An extra 25kW notwithstanding, the diesel CLS is likely to better those figures thanks to weight- and fuel-saving measures such as frameless aluminium doors, a low drag coefficient of 0.26 and idle-stop technology, which will be standard across the range.

The rest of the range at launch will be petrol-powered, consisting of the entry-level CLS350 CGI with a direct-injection 3.5-litre V6, a CLS500 sporting a 4.7-litre V8 unit and the CLS63 AMG topping the range with its 400kW/800Nm 5.5-litre twin-turbo V8.

Pricing is as yet unknown but Mercedes-Benz told GoAuto that prospective Benz buyers can “expect the [new CLS] to increase customer value as have all Mercedes-Benz cars since the new C-class.” The Shooting Brake will be built alongside the new CLS at Mercedes’ production facility in Sindelfingen, 20km southwest of Stuttgart. The plant currently builds the C-class sedan, E-class sedan and wagon and S-class and Maybach limousines. The SLS AMG super-coupe is also built there along with a fuel cell-powered B-class.

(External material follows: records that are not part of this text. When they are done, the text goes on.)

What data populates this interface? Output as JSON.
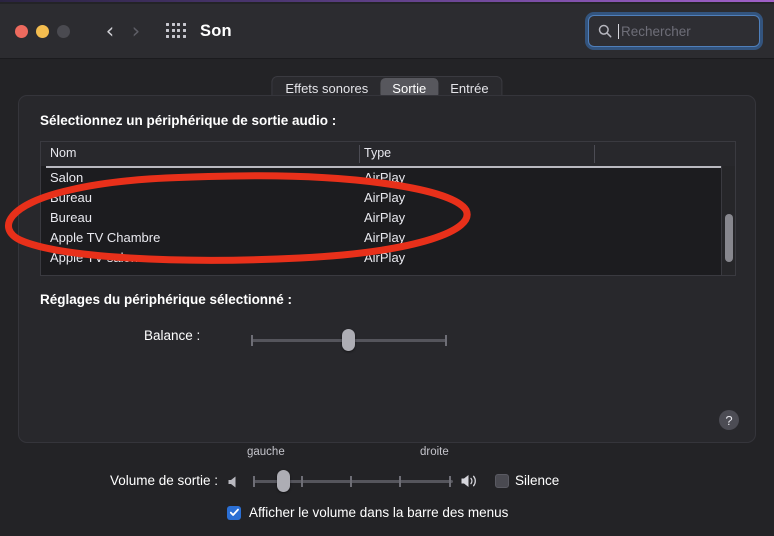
{
  "window": {
    "title": "Son",
    "traffic_lights": [
      "close-red",
      "minimize-yellow",
      "maximize-disabled"
    ],
    "nav_back": "‹",
    "nav_forward": "›",
    "grid_icon": "apps-grid-icon"
  },
  "search": {
    "placeholder": "Rechercher",
    "icon": "search-icon",
    "value": "",
    "focus_color": "#3a76c0"
  },
  "tabs": [
    {
      "label": "Effets sonores",
      "active": false
    },
    {
      "label": "Sortie",
      "active": true
    },
    {
      "label": "Entrée",
      "active": false
    }
  ],
  "panel": {
    "title": "Sélectionnez un périphérique de sortie audio :",
    "settings_title": "Réglages du périphérique sélectionné :",
    "help_icon": "?"
  },
  "table": {
    "columns": [
      "Nom",
      "Type"
    ],
    "rows": [
      {
        "name": "Salon",
        "type": "AirPlay"
      },
      {
        "name": "Bureau",
        "type": "AirPlay"
      },
      {
        "name": "Bureau",
        "type": "AirPlay"
      },
      {
        "name": "Apple TV Chambre",
        "type": "AirPlay"
      },
      {
        "name": "Apple TV salon",
        "type": "AirPlay"
      }
    ],
    "scrollbar": {
      "visible": true,
      "thumb_position_pct": 55
    }
  },
  "balance": {
    "label": "Balance :",
    "min_label": "gauche",
    "max_label": "droite",
    "value_pct": 50
  },
  "volume": {
    "label": "Volume de sortie :",
    "value_pct": 20,
    "speaker_min_icon": "speaker-low-icon",
    "speaker_max_icon": "speaker-high-icon",
    "mute_label": "Silence",
    "mute_checked": false
  },
  "menubar_option": {
    "label": "Afficher le volume dans la barre des menus",
    "checked": true,
    "accent_color": "#2b6fd4"
  },
  "annotation": {
    "type": "hand-drawn-ellipse",
    "color": "#e8301a",
    "targets": [
      "Bureau",
      "Bureau"
    ]
  }
}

4 center imageLeft: Mercedes-Benz Shooting Break concept. Below: Mercedes-Benz CLS.

The Stuttgart-based auto-maker broke new ground with the original 2004 CLS, its only true competitor for a long time being the Maserati Quattroporte.

But with increasing pressure from the likes of cross-town neighbour Porsche with its Panamera and the upcoming Audi A7 Sportback – not to mention BMW’s Gran Coupe concept – Mercedes has been forced to raise the game again.

The Beijing Shooting Break concept was unmistakeably a wagon but with frameless side windows, muscular, exaggerated rear wheel-arches extending into the rear doors and four individual racing-style seats separated by a single centre console running the length of the plush wood and leather-lined passenger compartment, there was no hiding its sporting intentions.

Unlike the concept, the production model is likely to have some form of partition between the cargo area and the rear seats, but useful-looking leather pannier-type storage compartments over the wheel wells (being used to store golfing equipment in the press photos) are a nod towards practicality that could well be carried over, at least onto the options list.

Mercedes’ confidence to build the Shooting Brake was no doubt bolstered by the 2011 CLS being recently awarded the European Golden Steering Wheel award for best luxury car, having fought off competition from Volvo’s S60, BMW’s 5 Series, Audi’s A7 and bizarrely, the Suzuki Kizashi.

The European award, which Mercedes has now won 19 times, was voted upon by readers of Auto Bild and its sister publications from all over Europe to form a shortlist, before the five finalists were subjected to three days of appraisals by 40 testers.

As GoAuto has reported, the redesigned CLS will also feature optional full-LED headlights, which using a total of 71 LEDs, Mercedes says make it the first car to use LED technology to replace all traditional headlight functions, including low and high-beam plus indicators.

Sales of the old CLS, of which more than 170,000 were sold globally before recently ceasing production, have been in decline here since 2008, with only four sold last month bringing the total to just 60 for the year so far.

In 2005, the year of its Australian launch, 540 were sold, with sales remaining in the low 500s for the two subsequent years before tailing off.

Mercedes-Benz Australia Pacific is optimistic about sales of next year’s new model and is confident that there will be sufficient stock to satisfy demand.

The reason for the change in spelling from Break for the concept to its homonym Brake for the production model is unclear but Mercedes does point out that the name is interchangeable and dates back to a type of horse-drawn cart used to break in wild horses (or brake their urge to move) in order to condition them for work purposes.

When not used for horse training, breaks (or brakes) were often adapted to carry hunting equipment, giving rise to the term, Shooting Break (or Brake).

The Mercedes CLS Shooting Brake is said to be inspired by the first motorised Shooting Brakes that appeared in the UK during the 1960s and 1970s as luxurious, coach-built two-door wagons.